Care deferrals due to cost or access issues may deteriorate mental health. Healthcare was a lower priority after millions lost their jobs during the pandemic. Many hospitals were full during certain stretches.

About half of the commercially insured Americans polled by HRI said they skipped their annual preventative exam during the first six months of the pandemic. Nearly a third skipped routine care for chronic illnesses and lab tests or screenings.

Some emergency care was also deferred. In Fort Worth, Texas, there was a 55% increase in heart attacks from May 2019 to May 2020, but 911 calls were down 21%, according to data from Medstar, an emergency medical services company. Of those patients, the number pronounced dead on the scene was up 65% over that period.

“Many people were afraid to call 911 and consequently many suffered serious cardiac problems, strokes and even death,” Stephen Love, CEO of the Dallas-Fort Worth Hospital Council, told Modern Healthcare in August.

Telehealth was able to offset some of those cost and access issues, with utilization spiking in the early stages of the pandemic. While telehealth has led to increased utilization and downstream care, that is an appropriate tradeoff for better health outcomes and lower long-term costs, Isgur said.

Providers will continue to invest in those digital pathways as well as data analysis software, supply chain resiliency and staffing to prepare for the next pandemic, according to the report.

“This has been a real wakeup call, all the way from (personal protective equipment) to drugs,” Isgur said. “A lot of hospital executives are also making an investment in better forecasting—now we see epidemiological data tied to social determinants data.”

Telehealth and constrained inpatient capacity has also accelerated the move to lower-cost sites of care.

The share of telehealth-seeking consumers surveyed in September by HRI doubled compared to pre-pandemic levels. Meanwhile, retail clinic use increased by 40% and urgent care visits rose by 18%. While there were some issues with care coordination, most said they would use those sites of care again.

Some emergency department visits may never return to pre-pandemic levels, which would also slow cost growth. A 10% decrease in lower-acuity ED visits could save U.S. employers and patients nearly $1 billion a year, PwC estimated.

“Hospital CEOs are thinking that they will continue to move toward more outpatient care because that is the future. But the nuance is keeping an eye on deferred care, mental health and substance abuse issues that will be with us for a while,” Isgur said. “CEOs are figuring out how to right-size appropriately.”

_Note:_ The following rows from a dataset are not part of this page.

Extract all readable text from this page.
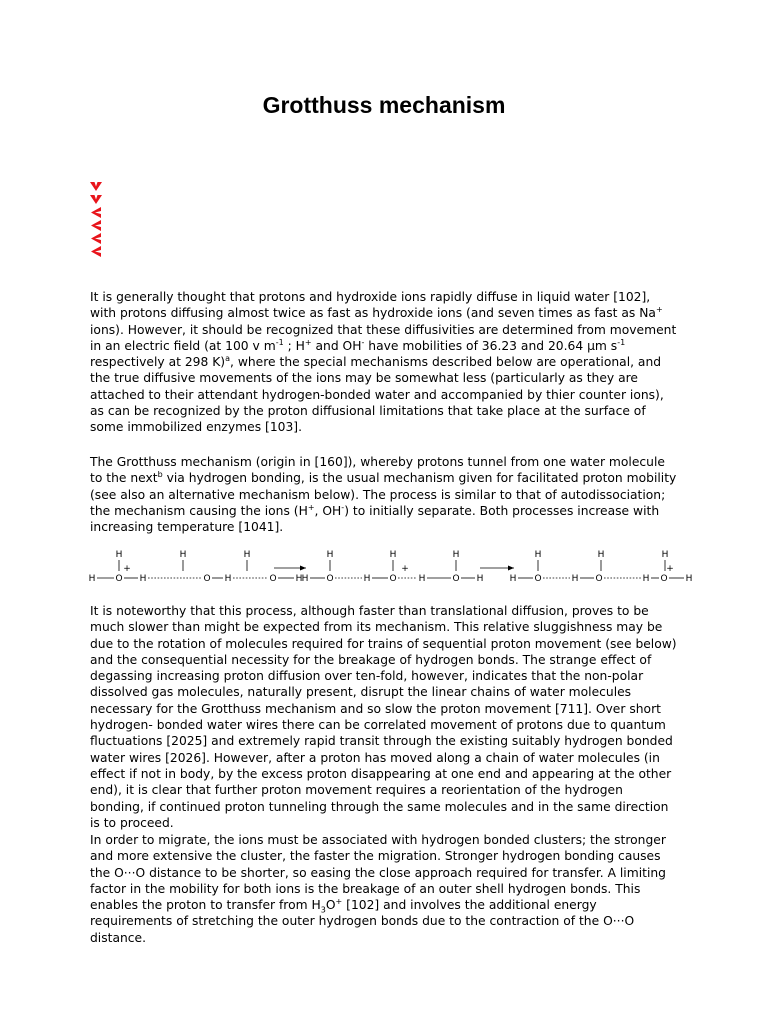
Grotthuss mechanism

It is generally thought that protons and hydroxide ions rapidly diffuse in liquid water [102], with protons diffusing almost twice as fast as hydroxide ions (and seven times as fast as Na+ ions). However, it should be recognized that these diffusivities are determined from movement in an electric field (at 100 v $m^{-1}$ ; H+ and OH- have mobilities of 36.23 and 20.64 µm $s^{-1}$ respectively at 298 K)$^a$, where the special mechanisms described below are operational, and the true diffusive movements of the ions may be somewhat less (particularly as they are attached to their attendant hydrogen-bonded water and accompanied by thier counter ions), as can be recognized by the proton diffusional limitations that take place at the surface of some immobilized enzymes [103].

The Grotthuss mechanism (origin in [160]), whereby protons tunnel from one water molecule to the next$^b$ via hydrogen bonding, is the usual mechanism given for facilitated proton mobility (see also an alternative mechanism below). The process is similar to that of autodissociation; the mechanism causing the ions (H+, OH-) to initially separate. Both processes increase with increasing temperature [1041].

H O H	O H	O H
H	H	H
+
H O	H O H	O H
H	H	H
+
H O	H O	H O H
H	H	H
+

It is noteworthy that this process, although faster than translational diffusion, proves to be much slower than might be expected from its mechanism. This relative sluggishness may be due to the rotation of molecules required for trains of sequential proton movement (see below) and the consequential necessity for the breakage of hydrogen bonds. The strange effect of degassing increasing proton diffusion over ten-fold, however, indicates that the non-polar dissolved gas molecules, naturally present, disrupt the linear chains of water molecules necessary for the Grotthuss mechanism and so slow the proton movement [711]. Over short hydrogen- bonded water wires there can be correlated movement of protons due to quantum fluctuations [2025] and extremely rapid transit through the existing suitably hydrogen bonded water wires [2026]. However, after a proton has moved along a chain of water molecules (in effect if not in body, by the excess proton disappearing at one end and appearing at the other end), it is clear that further proton movement requires a reorientation of the hydrogen bonding, if continued proton tunneling through the same molecules and in the same direction is to proceed.

In order to migrate, the ions must be associated with hydrogen bonded clusters; the stronger and more extensive the cluster, the faster the migration. Stronger hydrogen bonding causes the O···O distance to be shorter, so easing the close approach required for transfer. A limiting factor in the mobility for both ions is the breakage of an outer shell hydrogen bonds. This enables the proton to transfer from $H_3O^+$ [102] and involves the additional energy requirements of stretching the outer hydrogen bonds due to the contraction of the O···O distance.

Part of that right-sizing involves remote work, which will likely be a permanent adjustment for many administrative employees and some clinicians, industry observers said.

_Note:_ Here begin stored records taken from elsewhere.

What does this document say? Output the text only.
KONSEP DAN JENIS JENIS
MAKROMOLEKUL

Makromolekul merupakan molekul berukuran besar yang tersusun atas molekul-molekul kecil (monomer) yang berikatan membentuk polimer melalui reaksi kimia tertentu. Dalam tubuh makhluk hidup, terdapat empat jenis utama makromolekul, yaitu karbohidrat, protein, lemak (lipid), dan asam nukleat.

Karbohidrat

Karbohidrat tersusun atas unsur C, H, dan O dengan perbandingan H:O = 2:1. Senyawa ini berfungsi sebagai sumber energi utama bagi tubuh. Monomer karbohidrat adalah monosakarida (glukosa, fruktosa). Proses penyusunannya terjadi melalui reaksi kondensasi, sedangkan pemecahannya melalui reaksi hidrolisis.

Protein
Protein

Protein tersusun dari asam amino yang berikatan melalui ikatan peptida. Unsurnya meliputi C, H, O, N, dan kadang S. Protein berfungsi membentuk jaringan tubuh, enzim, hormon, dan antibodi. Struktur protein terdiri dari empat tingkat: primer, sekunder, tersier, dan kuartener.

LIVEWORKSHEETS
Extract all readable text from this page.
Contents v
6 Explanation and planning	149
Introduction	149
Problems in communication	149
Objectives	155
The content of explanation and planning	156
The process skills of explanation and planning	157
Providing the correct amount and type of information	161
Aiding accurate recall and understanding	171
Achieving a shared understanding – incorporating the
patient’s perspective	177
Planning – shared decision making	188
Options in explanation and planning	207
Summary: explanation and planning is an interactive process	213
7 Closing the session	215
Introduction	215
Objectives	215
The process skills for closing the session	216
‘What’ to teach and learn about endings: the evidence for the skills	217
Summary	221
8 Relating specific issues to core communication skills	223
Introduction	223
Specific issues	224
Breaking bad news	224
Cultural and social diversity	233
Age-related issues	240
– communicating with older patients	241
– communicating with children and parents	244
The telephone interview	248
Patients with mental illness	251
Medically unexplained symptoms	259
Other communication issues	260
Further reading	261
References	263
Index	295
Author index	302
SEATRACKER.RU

More than a 30% of clinicians surveyed last spring said their organizations are likely or have already allowed administrative staff to work from home permanently. Around 40% said it is likely or that their company has already downsized administrative offices and outsourced or automated related services.

Kaiser Permanente, for instance, recently canceled its $900 million expansion of its headquarters, and plans to use its existing space rather than add to its footprint.

“That transition allows them to spend more on patient care,” Isgur said.